PAS PLUS.
| Locut. vic. | Je crois que votre ami, pas plus que le mien, ne veulent faire ce marché. |
| Locut. corr. | Je crois que votre ami, pas plus que le mien, ne veut faire ce marché. |
Il y a évidemment ici deux personnes qui ne veulent pas faire un marché, votre ami et le mien, et cependant le verbe vouloir doit être au singulier. Pourquoi? parce qu’il n’est pas question d’un accord logique, mais bien d’un accord purement grammatical, auquel une légère inversion de mots ne peut nullement porter obstacle. La construction directe de notre phrase d’exemple étant celle-ci: je crois que votre ami ne veut pas, plus que le mien, faire ce marché, on voit combien il serait ridicule d’employer le verbe au pluriel.
PASSAGER.
| Locut. vic. | Cette rue est passagère. |
| Locut. corr. | Cette rue est fréquentée. |
La gloire est passagère, les hirondelles sont passagères, parce que la gloire et les hirondelles passent et nous quittent.

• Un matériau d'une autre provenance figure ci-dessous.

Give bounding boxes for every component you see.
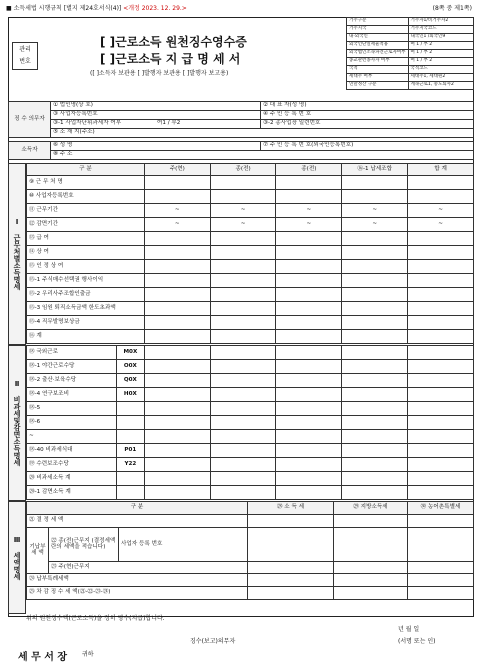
work-row-cell[interactable] bbox=[408, 260, 474, 274]
nontax-row-label: ⑱-1 야간근로수당 bbox=[27, 360, 117, 374]
status-row bbox=[347, 26, 474, 34]
nontax-row-cell[interactable] bbox=[408, 374, 474, 388]
tax-determined-income[interactable] bbox=[248, 515, 334, 528]
nontax-row-cell[interactable] bbox=[342, 374, 408, 388]
nontax-row-cell[interactable] bbox=[342, 472, 408, 486]
work-row-cell[interactable] bbox=[408, 316, 474, 330]
tax-special-label: ㉔ 납부특례세액 bbox=[27, 574, 248, 587]
earner-section-label: 소득자 bbox=[9, 142, 51, 160]
status-label: 외국인단일세율적용 bbox=[347, 42, 409, 50]
work-row-label: ⑯ 계 bbox=[27, 330, 145, 344]
work-row-cell[interactable] bbox=[210, 302, 276, 316]
earner-resident-number[interactable]: ⑦ 주 민 등 록 번 호(외국인등록번호) bbox=[261, 142, 474, 151]
nontax-row-label: ⑱-5 bbox=[27, 402, 117, 416]
nontax-row bbox=[27, 472, 474, 486]
footer-date[interactable]: 년 월 일 bbox=[398, 626, 420, 633]
nontax-row bbox=[27, 486, 474, 500]
work-row-label: ⑭ 상 여 bbox=[27, 246, 145, 260]
work-row-cell[interactable] bbox=[210, 176, 276, 190]
title-line-2: [ ]근로소득 지 급 명 세 서 bbox=[100, 52, 241, 66]
payer-resident-number[interactable]: ④ 주 민 등 록 번 호 bbox=[261, 111, 474, 120]
nontax-row-cell[interactable] bbox=[276, 388, 342, 402]
work-head-cell: 종(전) bbox=[276, 164, 342, 176]
tax-office-honorific: 귀하 bbox=[82, 651, 94, 658]
nontax-row-code bbox=[116, 486, 144, 500]
nontax-row-code bbox=[116, 472, 144, 486]
nontax-row-label: ⑲ 수련보조수당 bbox=[27, 458, 117, 472]
nontax-row-code bbox=[116, 430, 144, 444]
nontax-row-label: ⑱-4 연구보조비 bbox=[27, 388, 117, 402]
nontax-row-cell[interactable] bbox=[210, 388, 276, 402]
nontax-row-cell[interactable] bbox=[408, 444, 474, 458]
nontax-row-cell[interactable] bbox=[342, 402, 408, 416]
unit-tax-label: ③-1 사업자단위과세자 여부 bbox=[53, 120, 122, 127]
work-row-cell[interactable] bbox=[342, 316, 408, 330]
tax-office-name: 세 무 서 장 bbox=[18, 652, 68, 663]
work-row-cell[interactable] bbox=[342, 260, 408, 274]
status-value[interactable]: 여 1 / 부 2 bbox=[408, 42, 473, 50]
nontax-row-cell[interactable] bbox=[408, 402, 474, 416]
nontax-row-cell[interactable] bbox=[144, 374, 210, 388]
tax-balance-income[interactable] bbox=[248, 587, 334, 600]
nontax-row-cell[interactable] bbox=[342, 346, 408, 360]
status-label: 외국법인소속파견근로자여부 bbox=[347, 50, 409, 58]
tax-special-local[interactable] bbox=[334, 574, 408, 587]
status-row bbox=[347, 74, 474, 82]
work-row-cell[interactable] bbox=[144, 246, 210, 260]
status-row bbox=[347, 66, 474, 74]
nontax-row-label: ⑱-2 출산·보육수당 bbox=[27, 374, 117, 388]
nontax-row-code: Q0X bbox=[116, 374, 144, 388]
work-row-cell[interactable] bbox=[210, 274, 276, 288]
nontax-row-cell[interactable] bbox=[276, 416, 342, 430]
tax-current-rural[interactable] bbox=[408, 562, 474, 574]
work-row bbox=[27, 288, 474, 302]
work-row-cell[interactable] bbox=[408, 288, 474, 302]
work-row-cell[interactable]: ~ bbox=[276, 204, 342, 218]
work-row-cell[interactable] bbox=[276, 246, 342, 260]
work-row-label: ⑮-1 주식매수선택권 행사이익 bbox=[27, 274, 145, 288]
work-row-cell[interactable] bbox=[144, 176, 210, 190]
tax-previous-local[interactable] bbox=[334, 528, 408, 562]
status-label: 거주구분 bbox=[347, 18, 409, 26]
nontax-row-cell[interactable] bbox=[210, 374, 276, 388]
status-value[interactable]: 세대주1, 세대원2 bbox=[408, 74, 473, 82]
work-head-cell: 종(전) bbox=[210, 164, 276, 176]
admin-number-box[interactable] bbox=[12, 42, 38, 70]
status-value[interactable]: 여 1 / 부 2 bbox=[408, 58, 473, 66]
title-subtitle: ([ ]소득자 보관용 [ ]발행자 보관용 [ ]발행자 보고용) bbox=[90, 70, 229, 77]
nontax-row-label: ⑳ 비과세소득 계 bbox=[27, 472, 117, 486]
tax-prepaid-label: 기납부 세 액 bbox=[27, 528, 49, 574]
work-row-cell[interactable]: ~ bbox=[342, 204, 408, 218]
work-row-label: ⑮-2 우리사주조합인출금 bbox=[27, 288, 145, 302]
work-row-label: ⑪ 근무기간 bbox=[27, 204, 145, 218]
status-value[interactable]: 내국인1 /외국인9 bbox=[408, 34, 473, 42]
payer-unit-tax-flag[interactable] bbox=[51, 120, 261, 129]
tax-balance-rural[interactable] bbox=[408, 587, 474, 600]
footer-statement: 위의 원천징수액(근로소득)을 정히 영수(지급)합니다. bbox=[26, 615, 165, 622]
tax-previous-income[interactable] bbox=[248, 528, 334, 562]
work-row-cell[interactable] bbox=[144, 232, 210, 246]
work-row-cell[interactable] bbox=[210, 190, 276, 204]
nontax-row-code bbox=[116, 402, 144, 416]
earner-address[interactable]: ⑧ 주 소 bbox=[51, 151, 474, 160]
status-label: 종교관련종사자 여부 bbox=[347, 58, 409, 66]
work-row bbox=[27, 302, 474, 316]
footer-signature[interactable]: (서명 또는 인) bbox=[398, 638, 436, 645]
work-row-label: ⑨ 근 무 처 명 bbox=[27, 176, 145, 190]
status-label: 내·외국인 bbox=[347, 34, 409, 42]
work-row-cell[interactable] bbox=[408, 176, 474, 190]
work-section-label-text: Ⅰ 근무처별소득명세 bbox=[13, 218, 21, 290]
tax-special-rural[interactable] bbox=[408, 574, 474, 587]
work-row bbox=[27, 232, 474, 246]
work-row-cell[interactable] bbox=[342, 232, 408, 246]
nontax-section-label-text: Ⅱ 비과세및감면소득명세 bbox=[13, 380, 21, 466]
work-head-row bbox=[27, 164, 474, 176]
nontax-row-cell[interactable] bbox=[276, 360, 342, 374]
work-row-cell[interactable] bbox=[342, 330, 408, 344]
work-row-cell[interactable] bbox=[408, 302, 474, 316]
work-row-cell[interactable] bbox=[342, 246, 408, 260]
nontax-row-label: ~ bbox=[27, 430, 117, 444]
nontax-row-cell[interactable] bbox=[276, 346, 342, 360]
work-income-table bbox=[26, 163, 474, 344]
nontax-row-cell[interactable] bbox=[408, 360, 474, 374]
tax-head-category: 구 분 bbox=[27, 502, 248, 515]
nontax-row-label: ⑱ 국외근로 bbox=[27, 346, 117, 360]
earner-section bbox=[8, 141, 474, 160]
work-row-cell[interactable] bbox=[144, 330, 210, 344]
nontax-row-label: ⑳-1 감면소득 계 bbox=[27, 486, 117, 500]
work-section-label bbox=[8, 163, 26, 345]
work-row bbox=[27, 330, 474, 344]
nontax-row-cell[interactable] bbox=[144, 416, 210, 430]
nontax-row-cell[interactable] bbox=[408, 388, 474, 402]
nontax-row-code: P01 bbox=[116, 444, 144, 458]
nontax-row-cell[interactable] bbox=[144, 360, 210, 374]
work-row-cell[interactable] bbox=[408, 190, 474, 204]
tax-current-work-label: ㉓ 주(현)근무지 bbox=[49, 562, 248, 574]
form-ref-text: ■ 소득세법 시행규칙 [별지 제24호서식(4)] bbox=[6, 5, 122, 12]
work-row-cell[interactable] bbox=[144, 316, 210, 330]
payer-business-number[interactable]: ③ 사업자등록번호 bbox=[51, 111, 261, 120]
nontax-section-label bbox=[8, 345, 26, 501]
nontax-row-cell[interactable] bbox=[408, 486, 474, 500]
work-row-cell[interactable] bbox=[144, 288, 210, 302]
nontax-row-cell[interactable] bbox=[276, 486, 342, 500]
nontax-row-label: ⑱-40 비과세식대 bbox=[27, 444, 117, 458]
nontax-row bbox=[27, 402, 474, 416]
revision-date: <개정 2023. 12. 29.> bbox=[123, 5, 187, 12]
work-row-cell[interactable] bbox=[276, 302, 342, 316]
nontax-row-cell[interactable] bbox=[408, 430, 474, 444]
tax-determined-local[interactable] bbox=[334, 515, 408, 528]
nontax-row-code bbox=[116, 416, 144, 430]
tax-head-rural: ㉚ 농어촌특별세 bbox=[408, 502, 474, 515]
work-row-cell[interactable]: ~ bbox=[144, 218, 210, 232]
nontax-row bbox=[27, 374, 474, 388]
nontax-row-cell[interactable] bbox=[144, 444, 210, 458]
nontax-row-cell[interactable] bbox=[408, 416, 474, 430]
nontax-row-cell[interactable] bbox=[342, 430, 408, 444]
work-row-cell[interactable]: ~ bbox=[210, 204, 276, 218]
nontax-row-cell[interactable] bbox=[144, 472, 210, 486]
nontax-row-cell[interactable] bbox=[210, 346, 276, 360]
payer-representative[interactable]: ② 대 표 자(성 명) bbox=[261, 102, 474, 111]
status-label: 국적 bbox=[347, 66, 409, 74]
nontax-row-cell[interactable] bbox=[210, 486, 276, 500]
admin-label-2: 번호 bbox=[19, 58, 31, 65]
work-row bbox=[27, 274, 474, 288]
work-row-cell[interactable] bbox=[210, 288, 276, 302]
nontax-row-cell[interactable] bbox=[408, 472, 474, 486]
work-row-cell[interactable] bbox=[144, 260, 210, 274]
work-row bbox=[27, 218, 474, 232]
nontax-row bbox=[27, 444, 474, 458]
tax-balance-label: ㉕ 차 감 징 수 세 액(㉑-㉒-㉓-㉔) bbox=[27, 587, 248, 600]
work-row-cell[interactable] bbox=[408, 274, 474, 288]
nontax-row-cell[interactable] bbox=[342, 360, 408, 374]
work-row-cell[interactable] bbox=[408, 246, 474, 260]
payer-company-name[interactable]: ① 법인명(상 호) bbox=[51, 102, 261, 111]
work-row-cell[interactable]: ~ bbox=[408, 204, 474, 218]
status-value[interactable]: 여 1 / 부 2 bbox=[408, 50, 473, 58]
nontax-row-cell[interactable] bbox=[210, 444, 276, 458]
work-row bbox=[27, 316, 474, 330]
work-row bbox=[27, 204, 474, 218]
tax-balance-local[interactable] bbox=[334, 587, 408, 600]
work-row bbox=[27, 190, 474, 204]
nontax-row-cell[interactable] bbox=[408, 346, 474, 360]
payer-address[interactable]: ⑤ 소 재 지(주소) bbox=[51, 129, 474, 138]
work-row-cell[interactable] bbox=[210, 330, 276, 344]
nontax-row bbox=[27, 430, 474, 444]
work-head-cell: 합 계 bbox=[408, 164, 474, 176]
nontax-row-cell[interactable] bbox=[276, 402, 342, 416]
nontax-row-cell[interactable] bbox=[210, 430, 276, 444]
work-row bbox=[27, 176, 474, 190]
nontax-row-cell[interactable] bbox=[342, 486, 408, 500]
work-row bbox=[27, 246, 474, 260]
nontax-row bbox=[27, 458, 474, 472]
status-table bbox=[346, 17, 474, 90]
status-row bbox=[347, 58, 474, 66]
nontax-row bbox=[27, 360, 474, 374]
page-reference: (8쪽 중 제1쪽) bbox=[432, 5, 472, 12]
work-row-cell[interactable] bbox=[210, 232, 276, 246]
work-row-label: ⑮-4 직무발명보상금 bbox=[27, 316, 145, 330]
work-row-cell[interactable] bbox=[144, 302, 210, 316]
work-row-cell[interactable] bbox=[210, 316, 276, 330]
nontax-row bbox=[27, 346, 474, 360]
tax-previous-business-number[interactable]: 사업자 등록 번호 bbox=[119, 528, 248, 562]
nontax-row-cell[interactable] bbox=[276, 374, 342, 388]
work-row-cell[interactable]: ~ bbox=[210, 218, 276, 232]
status-row bbox=[347, 82, 474, 90]
tax-determined-rural[interactable] bbox=[408, 515, 474, 528]
work-row-cell[interactable] bbox=[276, 330, 342, 344]
nontax-row bbox=[27, 388, 474, 402]
work-row-cell[interactable]: ~ bbox=[276, 218, 342, 232]
status-label: 세대주 여부 bbox=[347, 74, 409, 82]
nontax-row-cell[interactable] bbox=[210, 360, 276, 374]
earner-name[interactable]: ⑥ 성 명 bbox=[51, 142, 261, 151]
admin-label: 관리 bbox=[19, 46, 31, 53]
status-row bbox=[347, 50, 474, 58]
nontax-row-cell[interactable] bbox=[144, 458, 210, 472]
nontax-row-cell[interactable] bbox=[276, 430, 342, 444]
work-row-label: ⑮-3 임원 퇴직소득금액 한도초과액 bbox=[27, 302, 145, 316]
status-value[interactable]: 거주지국코드 bbox=[408, 26, 473, 34]
nontax-row-cell[interactable] bbox=[144, 402, 210, 416]
work-row-cell[interactable] bbox=[342, 274, 408, 288]
nontax-row-cell[interactable] bbox=[276, 472, 342, 486]
work-row-cell[interactable] bbox=[276, 316, 342, 330]
nontax-row-cell[interactable] bbox=[276, 458, 342, 472]
nontax-row-cell[interactable] bbox=[210, 458, 276, 472]
form-reference bbox=[6, 6, 187, 12]
work-row-label: ⑮ 인 정 상 여 bbox=[27, 260, 145, 274]
work-row-cell[interactable] bbox=[144, 274, 210, 288]
nontax-row-cell[interactable] bbox=[210, 402, 276, 416]
status-row bbox=[347, 42, 474, 50]
nontax-row-cell[interactable] bbox=[408, 458, 474, 472]
tax-head-local: ㉙ 지방소득세 bbox=[334, 502, 408, 515]
work-head-cell: 주(현) bbox=[144, 164, 210, 176]
work-row-cell[interactable] bbox=[276, 176, 342, 190]
work-row-cell[interactable] bbox=[342, 190, 408, 204]
nontax-row-cell[interactable] bbox=[144, 346, 210, 360]
work-row-cell[interactable] bbox=[210, 260, 276, 274]
nontax-row-cell[interactable] bbox=[276, 444, 342, 458]
nontax-row-label: ⑱-6 bbox=[27, 416, 117, 430]
work-row-cell[interactable] bbox=[342, 288, 408, 302]
status-label: 거주지국 bbox=[347, 26, 409, 34]
nontax-row-cell[interactable] bbox=[342, 416, 408, 430]
status-value[interactable]: 거주자1/비거주자2 bbox=[408, 18, 473, 26]
work-row-cell[interactable] bbox=[276, 274, 342, 288]
tax-section-label-text: Ⅲ 세액명세 bbox=[13, 535, 21, 580]
work-row-cell[interactable] bbox=[210, 246, 276, 260]
status-row bbox=[347, 34, 474, 42]
title-line-1: [ ]근로소득 원천징수영수증 bbox=[100, 35, 247, 49]
work-row-cell[interactable] bbox=[276, 288, 342, 302]
work-row-cell[interactable] bbox=[408, 232, 474, 246]
tax-previous-work-label: ㉒ 종(전)근무지 (결정세액란의 세액을 적습니다) bbox=[49, 528, 119, 562]
nontax-row-code: H0X bbox=[116, 388, 144, 402]
payer-section-label: 징 수 의무자 bbox=[9, 102, 51, 138]
work-row-cell[interactable] bbox=[342, 302, 408, 316]
nontax-table bbox=[26, 345, 474, 500]
work-row-cell[interactable] bbox=[408, 330, 474, 344]
status-value[interactable]: 계속근로1, 중도퇴사2 bbox=[408, 82, 473, 90]
work-row-label: ⑬ 급 여 bbox=[27, 232, 145, 246]
work-head-cell: 구 분 bbox=[27, 164, 145, 176]
work-row-cell[interactable] bbox=[276, 232, 342, 246]
work-row-cell[interactable]: ~ bbox=[144, 204, 210, 218]
nontax-row-code: M0X bbox=[116, 346, 144, 360]
nontax-row-cell[interactable] bbox=[144, 430, 210, 444]
tax-head-income: ㉘ 소 득 세 bbox=[248, 502, 334, 515]
nontax-row-cell[interactable] bbox=[144, 486, 210, 500]
tax-section-label bbox=[8, 501, 26, 614]
work-row-label: ⑩ 사업자등록번호 bbox=[27, 190, 145, 204]
work-row-cell[interactable] bbox=[144, 190, 210, 204]
tax-previous-rural[interactable] bbox=[408, 528, 474, 562]
unit-tax-value: 여1 / 부2 bbox=[156, 120, 181, 127]
status-value[interactable]: 국적코드 bbox=[408, 66, 473, 74]
nontax-row-cell[interactable] bbox=[210, 416, 276, 430]
nontax-row bbox=[27, 416, 474, 430]
tax-current-local[interactable] bbox=[334, 562, 408, 574]
nontax-row-cell[interactable] bbox=[342, 444, 408, 458]
nontax-row-code: O0X bbox=[116, 360, 144, 374]
tax-table bbox=[26, 501, 474, 600]
work-head-cell: ⑯-1 납세조합 bbox=[342, 164, 408, 176]
tax-determined-label: ㉑ 결 정 세 액 bbox=[27, 515, 248, 528]
work-row-cell[interactable] bbox=[276, 260, 342, 274]
footer-payer-label: 징수(보고)의무자 bbox=[190, 638, 236, 645]
nontax-row-cell[interactable] bbox=[210, 472, 276, 486]
nontax-row-cell[interactable] bbox=[144, 388, 210, 402]
tax-current-income[interactable] bbox=[248, 562, 334, 574]
work-row bbox=[27, 260, 474, 274]
nontax-row-code: Y22 bbox=[116, 458, 144, 472]
payer-branch-number[interactable]: ③-2 종사업장 일련번호 bbox=[261, 120, 474, 129]
work-row-cell[interactable]: ~ bbox=[342, 218, 408, 232]
work-row-cell[interactable]: ~ bbox=[408, 218, 474, 232]
work-row-cell[interactable] bbox=[276, 190, 342, 204]
nontax-row-cell[interactable] bbox=[342, 458, 408, 472]
nontax-row-cell[interactable] bbox=[342, 388, 408, 402]
status-label: 연말정산 구분 bbox=[347, 82, 409, 90]
work-row-cell[interactable] bbox=[342, 176, 408, 190]
tax-special-income[interactable] bbox=[248, 574, 334, 587]
payer-section bbox=[8, 101, 474, 138]
work-row-label: ⑫ 감면기간 bbox=[27, 218, 145, 232]
status-row bbox=[347, 18, 474, 26]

Mais en est-il de même d’une rue, d’une route? Non, certes; et l’on doit conséquemment se garder de dire: une rue passagère, une route passagère. Nos grammairiens modernes sont convenus de se servir de l’adjectif passant dans ce sens; quant à nous qui ne voyons pas quelle analogie il peut exister entre une rue passante et un individu passant, c’est-à-dire entre une chose inerte et un être mouvant, nous aimons mieux dire une rue fréquentée qu’une rue passante.